Vous pouvez parcourir Black Myth : Wukong en une vingtaine d’heures, mais vous pouvez aussi passer plus de 40 heures à traquer chaque boss, objet à collectionner et PNJ. La moitié du jeu se trouve dans les marges. Je me suis donné le temps de revenir en arrière, et j’en suis heureux, mais lorsque je réfléchis à Black Myth : Wukong après 34 heures, les choses que je sais que je n’ai pas trouvées accaparent une grande partie de mon esprit. Cela dit, la plupart de ce que j’ai trouvé était bon, voire excellent. Black Myth : Wukong peut être incroyablement frustrant à l’occasion, mais c’est un RPG d’action solide comme le roc, avec des dizaines de boss fantastiques dans un monde absorbant et rafraîchissant.

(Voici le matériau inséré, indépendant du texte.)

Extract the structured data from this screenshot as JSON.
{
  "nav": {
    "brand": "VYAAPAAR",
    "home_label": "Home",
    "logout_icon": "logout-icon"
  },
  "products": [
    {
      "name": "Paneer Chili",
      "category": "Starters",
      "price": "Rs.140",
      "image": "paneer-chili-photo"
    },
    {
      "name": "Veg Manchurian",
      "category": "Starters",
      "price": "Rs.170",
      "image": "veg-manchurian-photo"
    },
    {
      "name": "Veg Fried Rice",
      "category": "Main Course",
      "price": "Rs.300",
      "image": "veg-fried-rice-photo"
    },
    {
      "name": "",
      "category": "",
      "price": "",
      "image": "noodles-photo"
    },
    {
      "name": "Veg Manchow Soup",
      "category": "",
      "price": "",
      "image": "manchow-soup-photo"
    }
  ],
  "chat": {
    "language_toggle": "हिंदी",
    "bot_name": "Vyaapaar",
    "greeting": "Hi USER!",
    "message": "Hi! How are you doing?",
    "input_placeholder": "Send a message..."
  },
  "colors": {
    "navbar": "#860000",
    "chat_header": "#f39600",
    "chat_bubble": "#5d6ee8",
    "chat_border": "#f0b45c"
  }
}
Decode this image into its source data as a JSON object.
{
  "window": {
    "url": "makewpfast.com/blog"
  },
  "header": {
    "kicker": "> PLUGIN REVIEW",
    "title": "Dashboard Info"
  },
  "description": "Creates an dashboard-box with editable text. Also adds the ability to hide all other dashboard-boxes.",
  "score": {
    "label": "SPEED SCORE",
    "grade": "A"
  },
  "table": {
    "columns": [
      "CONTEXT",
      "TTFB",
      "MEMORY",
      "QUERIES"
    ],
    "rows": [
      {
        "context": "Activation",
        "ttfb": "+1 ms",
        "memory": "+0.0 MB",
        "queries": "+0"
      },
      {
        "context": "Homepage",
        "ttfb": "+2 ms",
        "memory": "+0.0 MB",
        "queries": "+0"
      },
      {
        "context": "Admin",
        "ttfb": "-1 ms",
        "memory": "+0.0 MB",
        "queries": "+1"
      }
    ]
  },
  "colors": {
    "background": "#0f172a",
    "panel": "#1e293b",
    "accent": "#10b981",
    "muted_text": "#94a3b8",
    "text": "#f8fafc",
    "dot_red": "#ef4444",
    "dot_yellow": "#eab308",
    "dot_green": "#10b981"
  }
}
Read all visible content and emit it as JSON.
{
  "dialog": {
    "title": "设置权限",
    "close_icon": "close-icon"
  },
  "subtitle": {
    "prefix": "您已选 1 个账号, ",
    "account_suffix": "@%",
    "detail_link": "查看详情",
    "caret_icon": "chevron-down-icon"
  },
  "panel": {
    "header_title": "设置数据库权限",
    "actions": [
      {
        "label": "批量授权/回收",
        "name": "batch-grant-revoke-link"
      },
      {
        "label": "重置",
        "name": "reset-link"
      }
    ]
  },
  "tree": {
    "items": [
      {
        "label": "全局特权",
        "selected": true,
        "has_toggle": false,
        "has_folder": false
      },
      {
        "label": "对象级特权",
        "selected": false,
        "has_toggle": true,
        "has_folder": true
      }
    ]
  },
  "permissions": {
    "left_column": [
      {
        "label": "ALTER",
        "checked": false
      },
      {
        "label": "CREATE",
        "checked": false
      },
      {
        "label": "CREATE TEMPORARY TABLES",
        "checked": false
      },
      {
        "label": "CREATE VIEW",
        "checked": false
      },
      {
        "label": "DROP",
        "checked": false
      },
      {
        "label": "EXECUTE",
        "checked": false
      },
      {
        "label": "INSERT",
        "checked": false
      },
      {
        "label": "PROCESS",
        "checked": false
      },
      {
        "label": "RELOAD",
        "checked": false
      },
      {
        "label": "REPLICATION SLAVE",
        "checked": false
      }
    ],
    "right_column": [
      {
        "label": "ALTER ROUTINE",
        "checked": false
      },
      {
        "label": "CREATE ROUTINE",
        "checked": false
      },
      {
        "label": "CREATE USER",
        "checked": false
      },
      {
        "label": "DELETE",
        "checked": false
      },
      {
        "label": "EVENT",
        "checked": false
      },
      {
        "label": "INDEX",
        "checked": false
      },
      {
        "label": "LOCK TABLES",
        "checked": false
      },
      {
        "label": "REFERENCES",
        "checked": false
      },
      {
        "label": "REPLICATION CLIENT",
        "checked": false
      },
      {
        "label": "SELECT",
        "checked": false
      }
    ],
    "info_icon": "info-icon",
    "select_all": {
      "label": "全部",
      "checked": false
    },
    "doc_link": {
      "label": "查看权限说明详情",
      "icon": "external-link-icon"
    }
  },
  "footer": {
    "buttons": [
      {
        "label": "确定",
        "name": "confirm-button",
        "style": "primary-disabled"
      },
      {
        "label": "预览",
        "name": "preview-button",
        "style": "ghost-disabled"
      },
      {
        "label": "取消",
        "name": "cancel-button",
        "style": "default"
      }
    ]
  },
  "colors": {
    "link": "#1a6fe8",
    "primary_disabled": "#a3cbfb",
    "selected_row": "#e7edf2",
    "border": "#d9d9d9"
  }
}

Un monde qui vaut la peine d’être parcouru
Date de sortie : 20 août 2024
Plateforme(s) : PC, PS5
Développeur : En interne
Éditeur : Science du jeu
Vous incarnez un singe guerrier brandissant un bâton, connu sous le nom de Destined One, qui suit les traces de la légende Sun Wukong en collectant ses six reliques, ou sens. Cette quête vous mène à travers cinq zones principales séparées en chapitres – plus un dernier spécial que je ne vous dévoilerai pas – chacun avec son propre décor et sa propre intrigue secondaire, que vous pouvez revisiter quand vous le souhaitez. La collecte de six MacGuffins est une façon très vidéo-ludique d’emballer un récit dense, et c’est une bouée de sauvetage bienvenue dans ce qui reste une expérience enivrante. Black Myth : Wukong est moins une histoire qui vous est racontée qu’un ensemble de paraboles que vous devez trouver. C’est une question de verbes ; il s’agit d’une de ces histoires qui semblent conçues pour une interprétation active plutôt que pour un plaisir passif.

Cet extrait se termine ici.